The selected topic segments then are stated in the form of propositions. The third rule of their model of summarization regards generalization and defines the construction of general propositions from the more specific ones. For instance, from the propositions that describe girls playing with dolls and boys playing with train sets, a description is derived of children playing with toys. A fourth rule, which is necessary in narrative texts, replaces sequences of propositions by single propositions expressing self-contained events.
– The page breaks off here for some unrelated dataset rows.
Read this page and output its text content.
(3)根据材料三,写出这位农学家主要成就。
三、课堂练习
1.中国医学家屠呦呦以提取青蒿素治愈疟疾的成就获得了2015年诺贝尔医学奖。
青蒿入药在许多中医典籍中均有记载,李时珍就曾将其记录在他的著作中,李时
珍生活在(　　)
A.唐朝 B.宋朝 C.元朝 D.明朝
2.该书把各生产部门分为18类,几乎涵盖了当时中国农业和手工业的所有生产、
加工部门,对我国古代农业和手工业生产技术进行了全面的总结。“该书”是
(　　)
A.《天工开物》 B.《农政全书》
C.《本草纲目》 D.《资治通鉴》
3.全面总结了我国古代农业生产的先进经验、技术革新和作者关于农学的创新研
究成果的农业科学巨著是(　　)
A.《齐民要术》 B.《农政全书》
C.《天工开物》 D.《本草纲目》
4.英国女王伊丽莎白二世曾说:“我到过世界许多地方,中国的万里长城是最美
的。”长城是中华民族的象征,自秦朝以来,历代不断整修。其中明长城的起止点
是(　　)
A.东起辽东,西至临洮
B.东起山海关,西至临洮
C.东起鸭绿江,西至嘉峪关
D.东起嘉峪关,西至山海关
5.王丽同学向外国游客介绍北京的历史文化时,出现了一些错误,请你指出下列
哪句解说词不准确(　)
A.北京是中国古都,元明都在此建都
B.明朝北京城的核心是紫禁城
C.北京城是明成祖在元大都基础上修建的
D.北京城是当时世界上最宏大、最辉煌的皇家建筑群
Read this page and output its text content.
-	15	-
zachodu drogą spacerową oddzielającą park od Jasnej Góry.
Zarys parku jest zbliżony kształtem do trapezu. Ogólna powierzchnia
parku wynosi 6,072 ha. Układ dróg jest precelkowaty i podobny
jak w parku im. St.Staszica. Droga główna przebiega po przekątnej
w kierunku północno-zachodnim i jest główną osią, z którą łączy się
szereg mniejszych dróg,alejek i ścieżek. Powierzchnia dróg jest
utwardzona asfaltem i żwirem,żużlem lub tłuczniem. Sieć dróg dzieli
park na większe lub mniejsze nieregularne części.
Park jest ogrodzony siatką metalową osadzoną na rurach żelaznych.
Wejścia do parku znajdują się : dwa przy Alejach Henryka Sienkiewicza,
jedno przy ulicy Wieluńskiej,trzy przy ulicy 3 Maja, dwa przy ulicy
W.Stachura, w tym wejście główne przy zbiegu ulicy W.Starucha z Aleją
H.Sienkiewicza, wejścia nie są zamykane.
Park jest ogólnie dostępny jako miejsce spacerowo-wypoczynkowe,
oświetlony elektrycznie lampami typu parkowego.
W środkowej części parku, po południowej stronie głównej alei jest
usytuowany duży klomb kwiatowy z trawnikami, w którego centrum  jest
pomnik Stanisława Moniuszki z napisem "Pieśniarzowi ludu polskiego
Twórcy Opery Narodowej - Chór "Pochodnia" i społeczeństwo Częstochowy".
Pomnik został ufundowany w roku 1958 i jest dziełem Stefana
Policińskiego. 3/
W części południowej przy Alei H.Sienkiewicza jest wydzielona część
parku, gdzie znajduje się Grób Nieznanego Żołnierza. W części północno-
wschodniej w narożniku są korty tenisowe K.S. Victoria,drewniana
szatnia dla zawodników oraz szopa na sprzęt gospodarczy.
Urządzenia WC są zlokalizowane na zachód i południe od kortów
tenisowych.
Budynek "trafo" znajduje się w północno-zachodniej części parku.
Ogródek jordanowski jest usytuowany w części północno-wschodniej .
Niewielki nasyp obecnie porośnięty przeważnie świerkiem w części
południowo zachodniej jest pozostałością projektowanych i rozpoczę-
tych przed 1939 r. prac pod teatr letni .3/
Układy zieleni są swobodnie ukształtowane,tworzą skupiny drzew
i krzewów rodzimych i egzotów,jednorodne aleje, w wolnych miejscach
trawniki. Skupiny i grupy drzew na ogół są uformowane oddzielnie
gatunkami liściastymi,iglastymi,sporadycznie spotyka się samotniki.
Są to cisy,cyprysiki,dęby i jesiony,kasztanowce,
When summarizing the topics of a text, it is important to retain the topic emphases of the original and to make clear a distinction between the major and minor topics.
Summary production
Professional abstracting involves translating the selected and generalized content into a coherent and clear summary. This step is absent when the summary consists of phrases, sentences, or other textual units extracted from the original text.
The major concern is brevity and readability of the summary (Rowley, 1988, p. 25 ff.; Lancaster, 1991, p. 97 ff.). Usually, abstracters make a draft
that is revised and improved with the help of checklists. However, a complete reformulation of the selected information is not always desired, because of the danger of distorting the meaning of the original text (Endres- Niggemeyer, 1989). When the full-text of the abstract is used as a document surrogate in search engines, another concern is the searchability of the abstract. For instance, it is advised that it contains many unambiguous content terms and their synonyms (Rowley, 1988, p. 31; Lancaster &
Warner, 1993, p. 88).
There are guidelines for the length of an abstract. When the abstract is a coherent text, its length is defined by different factors. The most important one is the amount ofinformational detail of the content of the source that will be provided by the abstract. A second factor is thelength of the original text.When the abstract is a balanced picture of the most important content of the text, an ideal length is 10% to 15% of the original (Edmundson, 1964;
Borko & Bernier, 1975, p. 69; Tombros & Sanderson, 1998), or 20% to 30%
of the original when more informational details are needed (Brandow, Mitze,
& Rau, 1995). On the other hand, when the abstract only highlights specific information, the abstract may be very brief. Sometimes, a more or less fixed length is imposed, such as a minimum and maximum upon the number of sentences (Edmundson, 1969; Paice, 1981; Brandow et al., 1995; Tombros
& Sanderson, 1998), of words (Lancaster, 1991, p. 101), or of paragraphs contained in the summary (Lancaster, 1991, p. 101). Finally, the length of the abstract is determined by its intellectual accessibility. Some texts might be more compactly condensed then others while leaving the comprehensibility of the abstract undisturbed.